Wednesday, 5 May 2010

Jayne Mansfield - Cartoon Pneumatic Blonde


Jayne Mansfield was a pneumatic Blonde bombshell whose few substantial film roles tended to use her as a living cartoon. Below Marilyn Monroe and Kim Novak but above Sheree North and Mamie van Doren in the 1950's pinup pecking order, Mansfield was a limited but likable screen performer, lucky enough to feature in one bona fide movie classic, Frank Tashlin's rock'n'roll-packed exercise in visual va-va-voom, 'The Girl Can't Help it' in 1956. Here, she sends up her own celebrity as a gangster's girl promoted as a singing star by press agent Tom Ewell. She wobbles down the street to Little Richard's title song, driving men into Tex Avery Wolf-like frenzies of lust with her mere preence, and gamely poses for a series of juvenile
sight gags (holding a pair of milk bottles to her breasts) that exploit her image as an American sex fantasy.

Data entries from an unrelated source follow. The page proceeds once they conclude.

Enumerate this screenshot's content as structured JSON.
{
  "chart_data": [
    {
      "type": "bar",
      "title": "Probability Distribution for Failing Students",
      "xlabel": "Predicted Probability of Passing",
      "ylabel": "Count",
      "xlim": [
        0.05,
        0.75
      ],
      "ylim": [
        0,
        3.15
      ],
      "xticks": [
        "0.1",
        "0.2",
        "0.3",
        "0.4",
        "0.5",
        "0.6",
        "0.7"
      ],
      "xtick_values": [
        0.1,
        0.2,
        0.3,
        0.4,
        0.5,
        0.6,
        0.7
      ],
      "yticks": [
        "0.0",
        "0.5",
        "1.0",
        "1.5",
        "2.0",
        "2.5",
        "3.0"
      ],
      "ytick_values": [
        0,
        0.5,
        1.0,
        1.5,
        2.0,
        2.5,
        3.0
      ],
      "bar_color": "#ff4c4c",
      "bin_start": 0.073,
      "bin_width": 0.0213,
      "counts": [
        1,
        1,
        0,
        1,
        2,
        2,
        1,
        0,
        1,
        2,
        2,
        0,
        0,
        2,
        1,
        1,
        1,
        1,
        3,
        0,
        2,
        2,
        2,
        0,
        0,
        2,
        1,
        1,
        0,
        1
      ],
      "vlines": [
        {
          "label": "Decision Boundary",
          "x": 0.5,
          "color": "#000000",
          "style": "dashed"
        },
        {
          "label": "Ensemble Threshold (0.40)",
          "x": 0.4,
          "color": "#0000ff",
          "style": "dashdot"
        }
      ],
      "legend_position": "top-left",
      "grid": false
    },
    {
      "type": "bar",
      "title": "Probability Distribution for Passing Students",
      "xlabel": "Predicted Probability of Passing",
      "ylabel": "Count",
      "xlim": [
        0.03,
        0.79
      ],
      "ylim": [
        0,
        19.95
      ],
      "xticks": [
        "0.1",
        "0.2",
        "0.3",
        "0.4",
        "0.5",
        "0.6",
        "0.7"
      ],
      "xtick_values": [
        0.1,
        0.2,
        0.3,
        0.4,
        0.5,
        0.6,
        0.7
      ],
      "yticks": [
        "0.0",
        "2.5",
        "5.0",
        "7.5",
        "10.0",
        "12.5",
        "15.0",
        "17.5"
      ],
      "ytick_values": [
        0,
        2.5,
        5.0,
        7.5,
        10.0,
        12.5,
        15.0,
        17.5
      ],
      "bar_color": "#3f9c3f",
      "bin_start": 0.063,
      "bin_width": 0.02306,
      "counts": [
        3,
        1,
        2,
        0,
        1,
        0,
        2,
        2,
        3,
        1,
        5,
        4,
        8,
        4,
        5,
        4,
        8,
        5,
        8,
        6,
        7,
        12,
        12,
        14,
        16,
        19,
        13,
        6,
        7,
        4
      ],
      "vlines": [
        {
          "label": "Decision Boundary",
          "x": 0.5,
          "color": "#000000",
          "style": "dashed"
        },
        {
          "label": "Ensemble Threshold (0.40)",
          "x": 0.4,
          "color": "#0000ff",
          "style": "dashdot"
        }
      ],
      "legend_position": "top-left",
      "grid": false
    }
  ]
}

Mansfield's first film roles were as dumb blonde underworld hangers-on or murder victims ('Illegal' in 1955) but she was relaunched as a comedy star after her Broadway success in 'Will Success Spoil Rock Hunter?' which Tashlin filmed in 1957.
Wondeful as Mansfield was in Tashlin's duo, there wasn't much more she could actually do in Hollywood movies. Soon after being uncomfortably pursued by Cary Grant in the archly titled 'Kiss Them for Me' in 1957, she left for Europe, appearing as a striptease queen in'Too Hot to Handle' in 1960, before making 'It Happened in Athens' in 1961 and 'Heimweh nach St. Pauli'
the following year (Homesick for St Pauli).

Back home, she appeared discreetly nude in 'Promises! Promises!' in 1963 and was one of the "Technical Advisors" in 'A Guide for the Married Man' in 1967. Mansfield played a prostitute in the tawdry drama 'Single Room Furnished' in 1968, which wasn't completed until after her tragic death in a car crash.